Introdução ao domingo da Quinquagésima

Jesus disse-lhe: Vê; a tua fé te salvou.” (Evangelho)

Paramentos roxos

A Igreja estuda com particular diligência, nas três semanas da Septuagésima, as grandes figuras de Adão, Noé e Abraão, que respectivamente apelida: pai do gênero humano; pai de numerosa descendência; e pai dos crentes. Já estudamos nos domingos da Septuagésima e da Sexagésima os dois primeiros. Vamos estudar hoje Abraão. Na liturgia ambrosiana o Domingo da Paixão era chamado Domingo de Abraão e liam-se no ofício os responsórios de Abraão. Na liturgia romana o Evangelho desse Domingo é consagrado ainda ao grande patriarca. Mas depois, quando se juntou à Quaresma o Tempo da Septuagésima, reservou-se o Domingo da Quinquagésima para o Patriarca.

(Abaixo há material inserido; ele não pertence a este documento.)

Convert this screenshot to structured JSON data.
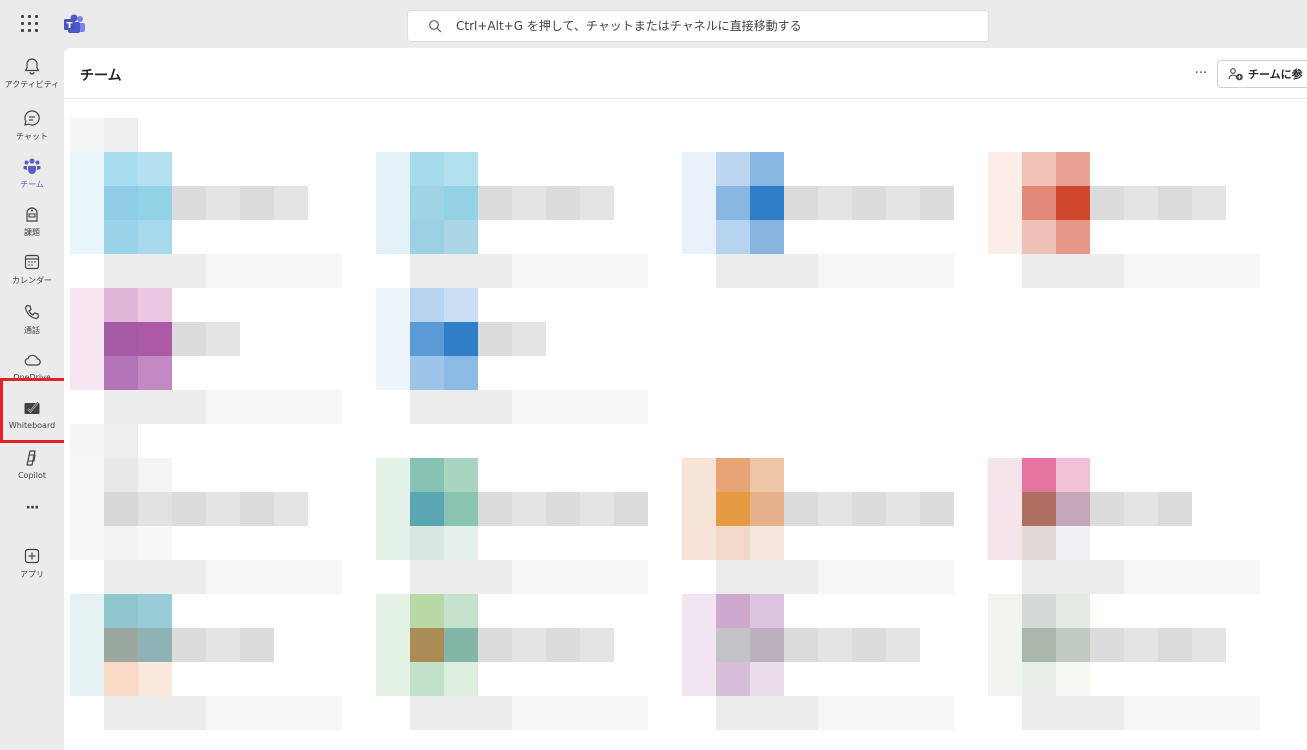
{
  "topbar": {
    "apps_icon": "apps-grid-icon",
    "logo_icon": "teams-logo-icon",
    "search_placeholder": "Ctrl+Alt+G を押して、チャットまたはチャネルに直接移動する"
  },
  "rail": {
    "items": [
      {
        "label": "アクティビティ",
        "icon": "bell-icon"
      },
      {
        "label": "チャット",
        "icon": "chat-icon"
      },
      {
        "label": "チーム",
        "icon": "teams-icon"
      },
      {
        "label": "課題",
        "icon": "assignments-icon"
      },
      {
        "label": "カレンダー",
        "icon": "calendar-icon"
      },
      {
        "label": "通話",
        "icon": "phone-icon"
      },
      {
        "label": "OneDrive",
        "icon": "cloud-icon"
      },
      {
        "label": "Whiteboard",
        "icon": "whiteboard-icon"
      },
      {
        "label": "Copilot",
        "icon": "copilot-icon"
      },
      {
        "label": "",
        "icon": "more-icon"
      },
      {
        "label": "アプリ",
        "icon": "add-app-icon"
      }
    ],
    "active": "チーム",
    "more_glyph": "···"
  },
  "main": {
    "title": "チーム",
    "more_glyph": "···",
    "join_button": "チームに参"
  },
  "colors": {
    "accent": "#5b5fc7",
    "highlight": "#e0232b"
  }
}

Querendo Deus criar um povo para Si e preservá-lo do contágio da idolatria, deu-lhe um chefe que o governasse, a quem chamou Abraão, que quer dizer pai de muitos povos. Retirou-o de Ur, cidade da Caldeia, e conduziu-o para a terra que lhe prometera e guardou-o em todos os seus caminhos. Foi pela fé, diz a Epístola aos Hebreus, que Abraão obedeceu ao apelo divino e partiu para o país que devia receber em herança. Partiu cheio de fé sem saber para onde ia. Foi pela sua fé que chegou a Canaã onde viveu 25 anos como estrangeiro. Foi pela sua fé que já na velhice se tornou pai de Isaac e que não duvidou, à voz de Deus, sacrificá-lo, não obstante, ser o filho único em quem tinha posta a esperança de ver realizar-se a promessa divina duma posteridade numerosa. Bem sabia o Patriarca que Deus era assaz poderoso para ressuscitar lhe o filho de entre os mortos. E por este motivo o recuperou, e isto em figura. De fato, Isaac, escolhido para ser gloriosa vítima de seu pai, foi uma figura de Jesus Cristo. Como Ele, levou às costas o instrumento do sacrifício e foi arrancado miraculosamente às garras da morte. Foi assim que Abraão, com a sua fé, acreditando sem hesitar na palavra de Deus, contemplou de longe o triunfo do Senhor na Cruz e alegrou-se. E foi então que Deus lhe confirmou a promessa: “Porque não recusaste sacrificar-Me o teu filho único, abençoar-te-ei e dar-te-ei uma descendência numerosa como as estrelas do Céu e como as areias das praias”. Estas promessas realizou-as Jesus Cristo com a sua Paixão. Jesus Cristo resgatou-nos, diz São Paulo, e deixou-se morrer na Cruz, a fim de que a benção de Abraão fosse comunicada por Ele aos gentios e recebêssemos pela fé a promessa do Espírito, quer dizer, do Espírito de adoção que nos fora prometido. E é por isso que a oração da 5ª leitura do Sábado Santo nos diz que Deus “Pai soberano dos crentes, derramando abundantemente sobre a Terra a graça da adoção, multiplica os filhos da promessa pelo mistério pascal constitui Abraão, seu servo, pai de todos os povos. É com efeito pelo Batismo (que outrora se ministrava na Páscoa e no Pentecostes) que nos tornamos filhos de Abraão e entramos na herança que Deus prometeu a nossos pais e que é a Igreja, simbolizada pela terra prometida”.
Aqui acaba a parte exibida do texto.